Wednesday, June 5, 2013

Franklin Roosevelt’s Foreign Policy during His Second Term



From 1936-1939, Franklin D. Roosevelt took what seemed to be a constitutional approach to foreign policy. As fascists took over Germany, Italy, and Spain and Japan invaded China; the United States looked on from the sidelines, not wanting to get involved in another world war. According to Article 1, Section 8 of the United States Constitution, only Congress has the power to declare war and call up an army to fight that war. The US Navy is the only branch of the military that can be maintained during peacetime according to the Constitution.

After the rise of fascism in Europe, Congress passed the Neutrality Act of 1937 which prohibited the US government from selling arms to nations involved in war. US citizens were also forbidden from traveling on vessels of nations involved in war as well. In 1939 that law was amended to allow the government to sell war materials to European democracies on a “cash and carry” basis. This meant that if a nation like France or Britain paid cash up front for weapons and took them back to Europe using their own transportation an arms sale would be legal.

Once Germany, led by the fascist dictator Adolph Hitler, invaded France; Congress passed a $37 billion appropriations bill to modernize air power and to build up a two ocean navy.

Early in September 1940, the US agreed to trade 50 surplus destroyers from World War I to Britain in exchange for eight valuable naval bases from as far north as Newfoundland to as far south as British Guiana. This deal was unconstitutional because Roosevelt did not consult the Congress for authorization to do this deal. According to Article 2, Section 2 of the US Constitution, the president must get advice and consent from the Senate on foreign policy matters.

That same week in September 1940, the government instituted a peacetime draft – the first in US history. Also Roosevelt reinterpreted the Monroe Doctrine to mean that even though nations in Europe like France, Holland, and Denmark had been invaded by Germany; Germany could not seize the colonies that these nations have in the Western Hemisphere.

Another way that FDR did an end around Congress is that he would allow the government to sell military surplus to private citizens who would then in turn sell the items to Great Britain.

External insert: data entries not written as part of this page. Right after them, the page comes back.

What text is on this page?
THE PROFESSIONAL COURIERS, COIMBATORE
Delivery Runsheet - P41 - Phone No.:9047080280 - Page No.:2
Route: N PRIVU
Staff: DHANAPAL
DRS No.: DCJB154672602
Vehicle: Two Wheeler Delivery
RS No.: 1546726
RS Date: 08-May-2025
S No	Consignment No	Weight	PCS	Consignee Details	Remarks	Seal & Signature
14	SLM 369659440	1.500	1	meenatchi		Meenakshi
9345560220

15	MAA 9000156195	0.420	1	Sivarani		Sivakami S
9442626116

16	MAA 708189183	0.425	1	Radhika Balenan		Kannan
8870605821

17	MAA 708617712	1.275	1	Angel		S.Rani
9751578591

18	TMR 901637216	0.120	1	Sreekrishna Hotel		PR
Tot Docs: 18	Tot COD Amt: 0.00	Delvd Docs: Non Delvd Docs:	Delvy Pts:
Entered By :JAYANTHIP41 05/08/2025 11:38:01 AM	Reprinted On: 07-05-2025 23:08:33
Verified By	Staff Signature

The final straw that broke the neutral stance of the United States in dealing with the conflict in Europe was to pass An Act Further to Promote the Defense of the United States or what is more commonly known as the Lend-Lease Law of 1940. This law would permit the US government to lend or lease arms to democracies in Europe; and after the fighting ended, these countries would then return the tanks, planes, etc. to the US. The motive behind this law was to send arms to Europe rather than troops to fight Germany and Italy. This law was not passed until March of 1941 after FDRs election to an unprecedented third term.

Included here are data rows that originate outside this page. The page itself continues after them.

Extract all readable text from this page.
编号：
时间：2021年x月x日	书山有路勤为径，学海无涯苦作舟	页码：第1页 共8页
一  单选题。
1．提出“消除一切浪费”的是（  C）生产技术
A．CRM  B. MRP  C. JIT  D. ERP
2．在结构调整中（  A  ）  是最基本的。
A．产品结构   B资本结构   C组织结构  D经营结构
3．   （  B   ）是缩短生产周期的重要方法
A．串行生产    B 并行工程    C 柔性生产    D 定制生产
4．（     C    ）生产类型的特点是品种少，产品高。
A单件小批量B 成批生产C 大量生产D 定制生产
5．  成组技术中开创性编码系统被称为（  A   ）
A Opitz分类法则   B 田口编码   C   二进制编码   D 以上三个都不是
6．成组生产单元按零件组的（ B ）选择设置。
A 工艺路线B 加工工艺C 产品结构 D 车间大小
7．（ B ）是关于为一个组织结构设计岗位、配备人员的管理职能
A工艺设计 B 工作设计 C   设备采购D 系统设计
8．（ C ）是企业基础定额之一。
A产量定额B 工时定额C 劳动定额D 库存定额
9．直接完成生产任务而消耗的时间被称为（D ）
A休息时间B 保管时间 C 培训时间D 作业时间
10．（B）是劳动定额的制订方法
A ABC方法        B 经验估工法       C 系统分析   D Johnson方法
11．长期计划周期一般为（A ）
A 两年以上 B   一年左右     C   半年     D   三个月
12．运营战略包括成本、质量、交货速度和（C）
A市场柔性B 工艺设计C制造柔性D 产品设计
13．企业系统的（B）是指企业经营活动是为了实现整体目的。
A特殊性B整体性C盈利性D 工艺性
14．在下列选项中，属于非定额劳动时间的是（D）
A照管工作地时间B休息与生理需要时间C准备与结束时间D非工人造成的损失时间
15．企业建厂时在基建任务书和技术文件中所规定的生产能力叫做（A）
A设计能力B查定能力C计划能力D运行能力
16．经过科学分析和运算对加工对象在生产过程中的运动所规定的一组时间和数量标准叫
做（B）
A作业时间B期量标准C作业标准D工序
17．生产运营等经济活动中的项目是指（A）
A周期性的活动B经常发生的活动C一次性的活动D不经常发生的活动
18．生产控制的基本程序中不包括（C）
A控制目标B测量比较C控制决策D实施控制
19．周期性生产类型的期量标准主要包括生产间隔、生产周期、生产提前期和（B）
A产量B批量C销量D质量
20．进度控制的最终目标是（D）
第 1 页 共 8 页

Many may look at this foreign policy and wonder where the Progressives were in this. Typically a nation would go to war after being attacked or war had been declared against it. Advisers that FDR had in his administration were members of the Council on Foreign Relations, a progressive organization that has been pushing for a one world government since the 1920s. Members of the CFR own the large banks throughout the nation as well as the Federal Reserve Bank. One thing that war creates is debt. Banks lend money and earn interest on the money that is lent. Build up for a war can be very lucrative for these banks. The CFR advisors in FDRs administration wanted the United States to enter into a war in Europe so they could make money off the interest that would be incurred from the increase in the national debt.

Book sources:
Bailey, Thomas A. and David M. Kennedy. The American Pageant. Seventh Ed. D.C. Heath and Company, Lexington, Mass. 1983
Perloff, James. The Shadows of Power: The Council on Foreign Relations and the American Decline. Western Islands, Appleton, Wisc. 1988.